I attended yesterday a conference by Alan Cohen, Cisco’s Vice President of Enterprise and Mid-Market Solutions. He tried to explain why Cisco is investing so much, at the same time, on Enterprise 2.0 products (WebEx and Jabber), social networks (Five Across, Tribe.net) and online video (The Flip). Basically, Cisco thinks that face to face communication is so much better than written one that there is going to be an avalanche of video in the corporate world. In fact, telepresence is currently Cisco’s main product.

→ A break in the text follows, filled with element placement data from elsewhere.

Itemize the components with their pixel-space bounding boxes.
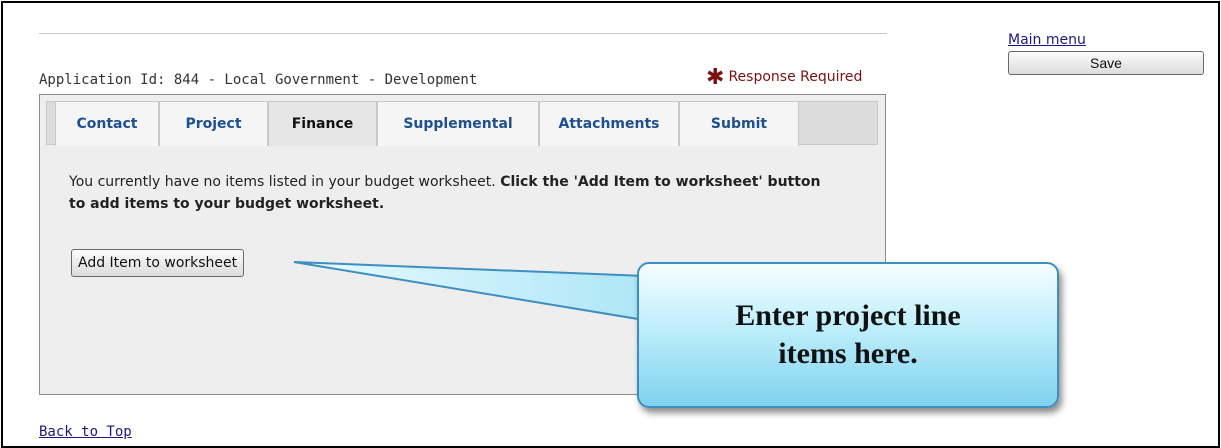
tab-bar: Contact Project Finance Supplemental Att… <box>46 101 878 146</box>
empty-worksheet-message: You currently have no items listed in yo… <box>69 171 829 215</box>
top-divider <box>39 33 887 34</box>
application-id: Application Id: 844 - Local Government -… <box>39 72 478 88</box>
main-menu-link[interactable]: Main menu <box>1008 32 1086 48</box>
add-item-button[interactable]: Add Item to worksheet <box>71 249 245 277</box>
back-to-top-link[interactable]: Back to Top <box>39 424 132 440</box>
save-button[interactable]: Save <box>1008 51 1204 75</box>
message-text: You currently have no items listed in yo… <box>69 174 501 190</box>
tab-project[interactable]: Project <box>159 102 268 146</box>
callout-box: Enter project line items here. <box>637 262 1059 408</box>
required-star-icon: ✱ <box>706 65 725 90</box>
callout-text: Enter project line items here. <box>735 299 961 370</box>
response-required-legend: ✱ Response Required <box>706 67 863 89</box>
tab-submit[interactable]: Submit <box>679 102 799 146</box>
tab-finance[interactable]: Finance <box>268 102 377 146</box>
tab-supplemental[interactable]: Supplemental <box>377 102 539 146</box>
response-required-label: Response Required <box>728 69 863 85</box>
tab-contact[interactable]: Contact <box>55 102 159 146</box>
tab-attachments[interactable]: Attachments <box>539 102 679 146</box>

These are the most interesting things I quoted Cohen saying:
– Companies are going thru a big consumerisation of their IT. This means that employees don’t like to use corporate tools but more simple ones like Facebook. This is why he thinks that single repository approaches (what Microsoft does with Sharepoint) will fail.
– The changing nature of work is changing more now than any period of time since the first wave of the internet.

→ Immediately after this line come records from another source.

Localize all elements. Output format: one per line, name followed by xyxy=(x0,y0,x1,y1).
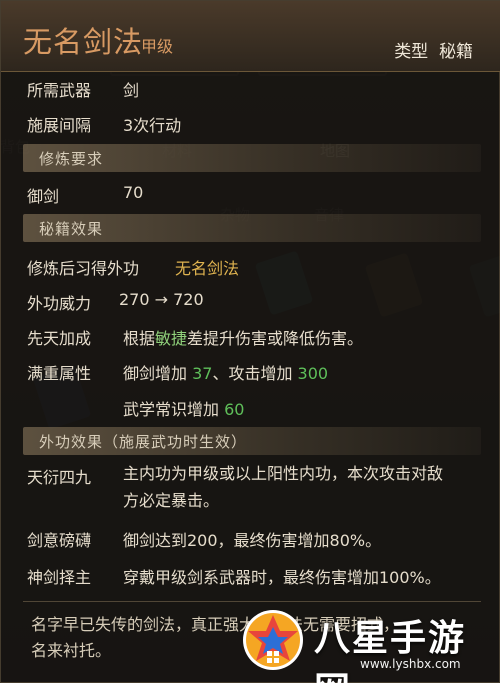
skill-effects-section: 外功效果（施展武功时生效） xyxy=(23,427,481,455)
item-type-value: 秘籍 xyxy=(439,42,473,62)
innate-value: 根据敏捷差提升伤害或降低伤害。 xyxy=(123,325,363,349)
effects-title: 秘籍效果 xyxy=(39,220,104,238)
skill-effect-row: 神剑择主 穿戴甲级剑系武器时，最终伤害增加100%。 xyxy=(27,564,441,588)
mastery-text-a: 御剑增加 xyxy=(123,364,193,383)
innate-suffix: 差提升伤害或降低伤害。 xyxy=(187,329,364,348)
skill-effect-text-line: 主内功为甲级或以上阳性内功，本次攻击对敌 xyxy=(123,464,444,483)
lore-divider xyxy=(23,601,481,602)
mastery-row: 满重属性 御剑增加 37、攻击增加 300 武学常识增加 60 xyxy=(27,360,328,419)
innate-highlight: 敏捷 xyxy=(155,329,188,348)
mastery-value-3: 60 xyxy=(224,400,245,419)
mastery-text-c: 武学常识增加 xyxy=(123,400,225,419)
innate-label: 先天加成 xyxy=(27,329,92,348)
item-name: 无名剑法 xyxy=(23,25,144,59)
item-tooltip: 无名剑法 甲级 类型 秘籍 所需武器 剑 施展间隔 3次行动 修炼要求 御剑 7… xyxy=(0,0,500,683)
requirements-title: 修炼要求 xyxy=(39,150,104,168)
mastery-line-2: 武学常识增加 60 xyxy=(123,396,244,420)
power-value: 270 → 720 xyxy=(119,290,204,309)
learn-label: 修炼后习得外功 xyxy=(27,259,140,278)
mastery-label: 满重属性 xyxy=(27,364,92,383)
power-label: 外功威力 xyxy=(27,294,92,313)
item-type: 类型 秘籍 xyxy=(394,37,473,62)
skill-effect-row: 天衍四九 xyxy=(27,464,91,488)
weapon-value: 剑 xyxy=(123,81,140,100)
interval-value: 3次行动 xyxy=(123,116,182,135)
power-row: 外功威力 270 → 720 xyxy=(27,290,204,314)
requirements-section: 修炼要求 xyxy=(23,144,481,172)
mastery-line-1: 御剑增加 37、攻击增加 300 xyxy=(123,360,328,384)
watermark-url: www.lyshbx.com xyxy=(360,657,461,671)
item-grade: 甲级 xyxy=(141,37,174,56)
interval-label: 施展间隔 xyxy=(27,116,92,135)
skill-effect-text: 主内功为甲级或以上阳性内功，本次攻击对敌 方必定暴击。 xyxy=(123,460,483,514)
skill-effect-text: 御剑达到200，最终伤害增加80%。 xyxy=(123,531,382,550)
watermark: 八星手游网 www.lyshbx.com xyxy=(240,603,490,683)
weapon-label: 所需武器 xyxy=(27,81,92,100)
tooltip-header: 无名剑法 甲级 类型 秘籍 xyxy=(1,1,500,72)
skill-effect-label: 神剑择主 xyxy=(27,568,92,587)
skill-effect-text-line: 方必定暴击。 xyxy=(123,491,220,510)
skill-effect-label: 天衍四九 xyxy=(27,468,92,487)
requirement-skill-value: 70 xyxy=(123,183,144,202)
mastery-value-1: 37 xyxy=(192,364,213,383)
watermark-logo-icon xyxy=(243,610,303,670)
skill-effect-text: 穿戴甲级剑系武器时，最终伤害增加100%。 xyxy=(123,568,441,587)
skill-effects-title: 外功效果（施展武功时生效） xyxy=(39,433,248,451)
skill-effect-row: 剑意磅礴 御剑达到200，最终伤害增加80%。 xyxy=(27,527,381,551)
requirement-skill-label: 御剑 xyxy=(27,187,60,206)
mastery-text-b: 、攻击增加 xyxy=(212,364,298,383)
skill-effect-label: 剑意磅礴 xyxy=(27,531,92,550)
game-screen: 关系 背包 材料 地图 杂物 音律 无名剑法 甲级 类型 秘籍 所需武器 剑 施… xyxy=(0,0,500,683)
innate-prefix: 根据 xyxy=(123,329,156,348)
effects-section: 秘籍效果 xyxy=(23,214,481,242)
learn-row: 修炼后习得外功 无名剑法 xyxy=(27,255,239,279)
requirement-row: 御剑 70 xyxy=(27,183,143,207)
weapon-row: 所需武器 剑 xyxy=(27,77,139,101)
item-type-label: 类型 xyxy=(394,42,429,62)
learn-value: 无名剑法 xyxy=(175,259,240,278)
interval-row: 施展间隔 3次行动 xyxy=(27,112,181,136)
watermark-name: 八星手游网 xyxy=(314,618,467,683)
innate-row: 先天加成 根据敏捷差提升伤害或降低伤害。 xyxy=(27,325,363,349)
mastery-value-2: 300 xyxy=(297,364,329,383)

– People are going to play a bigger role in IT. He even talked about “an ERP por people”.
– Email is getting too hard to use. He first admitted not using email any more, though later nuanced that. In any case, everybody agrees that email is not the best collaboration tool, so he expects that in the future we will have messages being delivered to everybody’s workspace depending on certain likes. He called this dynamic notification and opposed it to search. In fact, he expects more from tags than from search, which is hard to agree on. I believe much more on karma systems than on tag ones.
– Bringing these apps. and business processes into the network drive provides the potential for enormous customer innovation and shareholder value
– We are going thru a transition from a world in which content was disconnected (it might me in my head or on my hard disk) to one in which content is connected.

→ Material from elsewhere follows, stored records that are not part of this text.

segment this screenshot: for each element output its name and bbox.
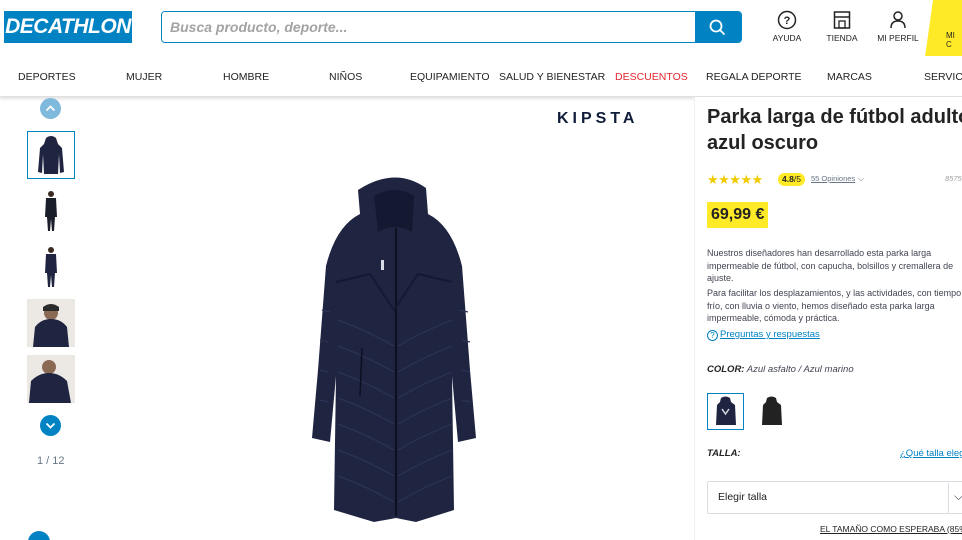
site-header: DECATHLON ? AYUDA TIENDA MI PERFIL [0, 0, 962, 78]
nav-item-mujer[interactable]: MUJER [126, 71, 162, 83]
thumbnail-2[interactable] [27, 187, 75, 235]
product-ref: 8575 [945, 174, 962, 183]
profile-label: MI PERFIL [877, 33, 919, 43]
thumbs-up-button[interactable] [40, 98, 61, 119]
model-detail-thumbnail-image [27, 355, 75, 403]
question-icon: ? [707, 330, 718, 341]
thumbs-down-button[interactable] [40, 415, 61, 436]
price-badge: 69,99 € [707, 202, 769, 228]
user-icon [890, 11, 906, 29]
decathlon-mini-logo-icon [28, 531, 50, 540]
search-icon [709, 19, 725, 35]
reviews-chevron-icon[interactable]: ⌵ [858, 174, 864, 184]
size-guide-link[interactable]: ¿Qué talla elegir? [900, 448, 962, 459]
store-label: TIENDA [826, 33, 858, 43]
store-icon [833, 11, 851, 29]
parka-black-swatch-image [762, 396, 782, 425]
nav-item-equipamiento[interactable]: EQUIPAMIENTO [410, 71, 490, 83]
profile-button[interactable]: MI PERFIL [873, 10, 923, 43]
nav-item-servicios[interactable]: SERVICIOS [924, 71, 962, 83]
model-closeup-thumbnail-image [27, 299, 75, 347]
nav-item-ninos[interactable]: NIÑOS [329, 71, 362, 83]
nav-item-marcas[interactable]: MARCAS [827, 71, 872, 83]
model-back-thumbnail-image [45, 247, 57, 287]
chevron-up-icon [45, 105, 56, 112]
parka-image [312, 177, 476, 522]
rating-value: 4.8 [782, 174, 794, 184]
model-thumbnail-image [45, 191, 57, 231]
fit-feedback[interactable]: EL TAMAÑO COMO ESPERABA (85%) [820, 524, 962, 534]
main-product-image[interactable] [290, 170, 500, 530]
nav-item-deportes[interactable]: DEPORTES [18, 71, 76, 83]
color-value: Azul asfalto / Azul marino [746, 364, 854, 375]
qa-label: Preguntas y respuestas [720, 329, 820, 340]
rating-suffix: /5 [793, 174, 801, 184]
chevron-down-icon [45, 422, 56, 429]
rating-stars-icon: ★★★★★ [707, 172, 763, 187]
color-selection: COLOR: Azul asfalto / Azul marino [707, 364, 854, 375]
size-label: TALLA: [707, 448, 741, 459]
thumbnail-3[interactable] [27, 243, 75, 291]
help-button[interactable]: ? AYUDA [762, 10, 812, 43]
thumbnail-5[interactable] [27, 355, 75, 403]
brand-logo: KIPSTA [557, 110, 639, 127]
parka-thumbnail-image [38, 136, 64, 174]
gallery-counter: 1 / 12 [37, 455, 65, 467]
rating-badge: 4.8/5 [778, 173, 805, 186]
help-label: AYUDA [772, 33, 802, 43]
help-icon: ? [777, 10, 797, 30]
select-divider [948, 483, 949, 513]
nav-item-descuentos[interactable]: DESCUENTOS [615, 71, 688, 83]
main-nav: DEPORTES MUJER HOMBRE NIÑOS EQUIPAMIENTO… [0, 56, 962, 97]
nav-item-regala[interactable]: REGALA DEPORTE [706, 71, 802, 83]
nav-item-hombre[interactable]: HOMBRE [223, 71, 269, 83]
color-swatch-navy[interactable] [707, 393, 744, 430]
reviews-link[interactable]: 55 Opiniones [811, 174, 855, 183]
size-select-value: Elegir talla [718, 491, 768, 503]
svg-text:?: ? [784, 15, 791, 27]
qa-link[interactable]: ? Preguntas y respuestas [707, 329, 820, 341]
color-label: COLOR: [707, 364, 745, 375]
search-button[interactable] [695, 12, 741, 42]
thumbnail-4[interactable] [27, 299, 75, 347]
product-description-1: Nuestros diseñadores han desarrollado es… [707, 248, 954, 283]
store-button[interactable]: TIENDA [817, 10, 867, 43]
color-swatch-black[interactable] [753, 393, 790, 430]
cart-label: MI C [946, 31, 955, 49]
search-bar [161, 11, 742, 43]
size-select[interactable]: Elegir talla ⌵ [707, 481, 962, 514]
thumbnail-1[interactable] [27, 131, 75, 179]
search-input[interactable] [162, 12, 698, 42]
product-title: Parka larga de fútbol adulto azul oscuro [707, 106, 962, 154]
parka-navy-swatch-image [716, 396, 736, 425]
chevron-down-icon: ⌵ [954, 489, 962, 503]
nav-item-salud[interactable]: SALUD Y BIENESTAR [499, 71, 605, 83]
product-description-2: Para facilitar los desplazamientos, y la… [707, 288, 962, 323]
decathlon-logo[interactable]: DECATHLON [4, 11, 132, 43]
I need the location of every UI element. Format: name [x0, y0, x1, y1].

– We are also going thru a very cultural change from private to accessible and from siloed things to open ones.
This video of Mr. Cohen is not from this conference but is much related:
Besides, I advise you to read Mike Gotta’s critics on Cisco’s policy towards Enterprise 2.0. Basically, what Gotta says is: stop speaking and do more. In fact, none of its collaboration products are so far able to compete with IBM and Microsoft’s products.